Le 12 oct. 2010 à 20:11, Jens M Andreasen a écrit :
On Tue, 2010-10-12 at 16:29 +0200, Stéphane Letz wrote:
>
I've done some test using OpenCL in the
context of the Faust project
(
http://faust.grame.fr/). Up to now results are not really good, and I
guess CUDA/OpenCL will be usable only in specific cases.
What kinds of parallellism have you been exploring?
Well, Faust is able to generate a DAG of separated loops, some of them are data
parallelizable, others are not (recursive).
Right now I'm testing a simple strategy where the DAG is reduced as a sequence of
"group of parallel loops" slices. Sync points are added between slices.

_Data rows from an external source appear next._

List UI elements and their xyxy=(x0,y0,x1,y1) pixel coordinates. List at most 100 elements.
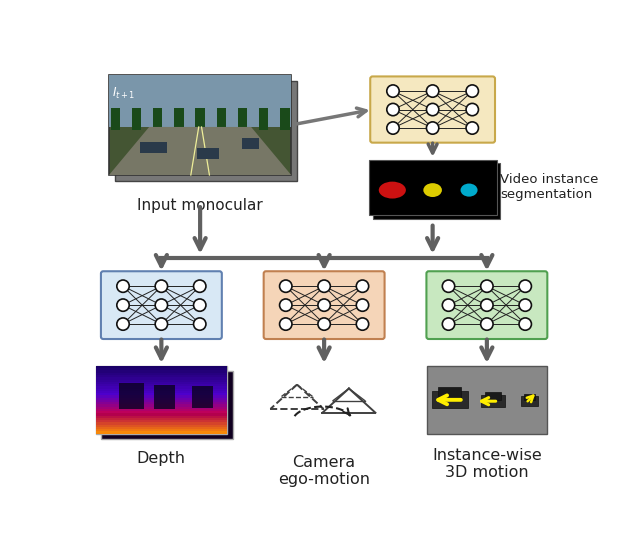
Circle shape xyxy=(426,122,439,134)
Bar xyxy=(372,164,500,219)
Bar xyxy=(111,108,120,130)
Circle shape xyxy=(519,280,531,292)
Bar xyxy=(115,81,298,181)
Bar xyxy=(95,411,227,414)
Bar xyxy=(95,398,227,400)
Bar xyxy=(369,160,497,215)
Circle shape xyxy=(387,122,399,134)
Bar xyxy=(154,385,175,409)
Circle shape xyxy=(318,280,330,292)
Bar xyxy=(95,404,227,407)
Circle shape xyxy=(519,299,531,311)
Bar xyxy=(95,384,227,386)
Circle shape xyxy=(426,85,439,97)
Bar xyxy=(95,389,227,391)
Bar xyxy=(95,418,227,421)
Bar xyxy=(259,108,268,130)
Bar xyxy=(95,377,227,380)
Bar xyxy=(174,108,184,130)
Text: Input monocular: Input monocular xyxy=(137,198,263,213)
Circle shape xyxy=(117,280,129,292)
Bar xyxy=(95,422,227,425)
Bar xyxy=(95,429,227,432)
FancyBboxPatch shape xyxy=(370,76,495,143)
Bar xyxy=(132,108,141,130)
Circle shape xyxy=(117,299,129,311)
Circle shape xyxy=(155,299,168,311)
Bar xyxy=(95,424,227,427)
Text: $I_{t+1}$: $I_{t+1}$ xyxy=(112,86,136,101)
Bar xyxy=(95,393,227,396)
Bar xyxy=(101,371,233,439)
Bar xyxy=(95,431,227,434)
Bar xyxy=(427,366,547,433)
Circle shape xyxy=(466,85,479,97)
Text: $I_t$: $I_t$ xyxy=(112,192,121,207)
FancyBboxPatch shape xyxy=(426,271,547,339)
Circle shape xyxy=(387,85,399,97)
FancyBboxPatch shape xyxy=(101,271,222,339)
Ellipse shape xyxy=(461,184,477,197)
Bar xyxy=(95,382,227,384)
Bar xyxy=(95,407,227,409)
Bar xyxy=(95,366,227,433)
Circle shape xyxy=(519,318,531,330)
Bar xyxy=(524,394,535,400)
Circle shape xyxy=(318,318,330,330)
Bar xyxy=(195,108,205,130)
Bar xyxy=(109,75,291,175)
Bar xyxy=(95,386,227,389)
Circle shape xyxy=(356,280,369,292)
Bar xyxy=(95,416,227,418)
Bar xyxy=(438,388,461,398)
Circle shape xyxy=(155,318,168,330)
Circle shape xyxy=(193,280,206,292)
Bar xyxy=(242,138,259,149)
Bar xyxy=(95,371,227,373)
Circle shape xyxy=(155,280,168,292)
Circle shape xyxy=(356,299,369,311)
Bar xyxy=(197,148,219,159)
Circle shape xyxy=(280,299,292,311)
Text: Instance-wise
3D motion: Instance-wise 3D motion xyxy=(432,447,541,480)
Bar xyxy=(95,366,227,368)
Circle shape xyxy=(481,299,493,311)
Bar xyxy=(95,409,227,412)
Bar xyxy=(481,395,506,407)
Ellipse shape xyxy=(379,181,406,199)
Circle shape xyxy=(442,318,454,330)
Circle shape xyxy=(481,318,493,330)
Bar xyxy=(95,395,227,398)
Bar xyxy=(95,373,227,375)
Circle shape xyxy=(426,104,439,116)
Circle shape xyxy=(466,104,479,116)
Bar xyxy=(193,386,212,408)
Circle shape xyxy=(318,299,330,311)
Text: Video instance
segmentation: Video instance segmentation xyxy=(500,174,599,202)
Circle shape xyxy=(442,299,454,311)
Bar xyxy=(485,392,501,400)
Polygon shape xyxy=(109,127,291,175)
Circle shape xyxy=(442,280,454,292)
Bar xyxy=(95,391,227,394)
Text: Depth: Depth xyxy=(137,451,186,466)
Circle shape xyxy=(387,104,399,116)
Bar xyxy=(95,400,227,403)
FancyBboxPatch shape xyxy=(264,271,385,339)
Bar xyxy=(95,413,227,416)
Bar xyxy=(153,108,163,130)
Bar xyxy=(95,420,227,423)
Ellipse shape xyxy=(423,183,442,197)
Bar xyxy=(95,368,227,371)
Bar xyxy=(119,383,143,409)
Bar xyxy=(238,108,247,130)
Bar xyxy=(95,427,227,430)
Circle shape xyxy=(117,318,129,330)
Bar xyxy=(95,380,227,382)
Circle shape xyxy=(481,280,493,292)
Circle shape xyxy=(193,318,206,330)
Circle shape xyxy=(193,299,206,311)
Bar xyxy=(217,108,226,130)
Bar xyxy=(280,108,290,130)
Bar xyxy=(109,75,291,127)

Data paralelizable loops are not yet correctly handled, which has to be done obviously. So
the current model is basically tasks parallellism and is quite naive...
I have found that the multiple channel strip approach with mixdown to
subgroups is straight-forward for a DAW, as well as for polysynths.
Global sync points between multiprocessors - for cascaded processing -
works up to a limit after which the squared cost of the sync eats up the
computational value of the added multiprocessor. I am syncing the 6 MP's
on a GT220 every 16 samples at 96kHz with a penalty in the 5% range. On
higher end cards this approach is not very useful though. Discouraged by
Nvidia staffers also ...
In theory, the granularity of the vector needs to be no higher than 32
vector elements to be efficient - that is how the hardware
multithreading works. In practice, for the given use case, you will find
yourself trashing the instruction cache if you use too many divergent
warps. Two, perhaps three, completely different code paths on each MP
works well.
192 or 256 threads are a minimum to hide instruction latency, leading to
the conclusion that the effective vector as seen by the outside world
needs to be at most 128 elements wide (256/2, which is what I currently
use) and possibly as low as 64 (192 threads / 3 codepaths)
Well you obviously have a lot of practical knowledge I don't have. Any code samples
you could share?
I'll probably now test if directly using CUDA
would give some benefit.
Maybe we can share some ideas?
CUDA is nice :)
So I'll try.
Thanks
Stéphane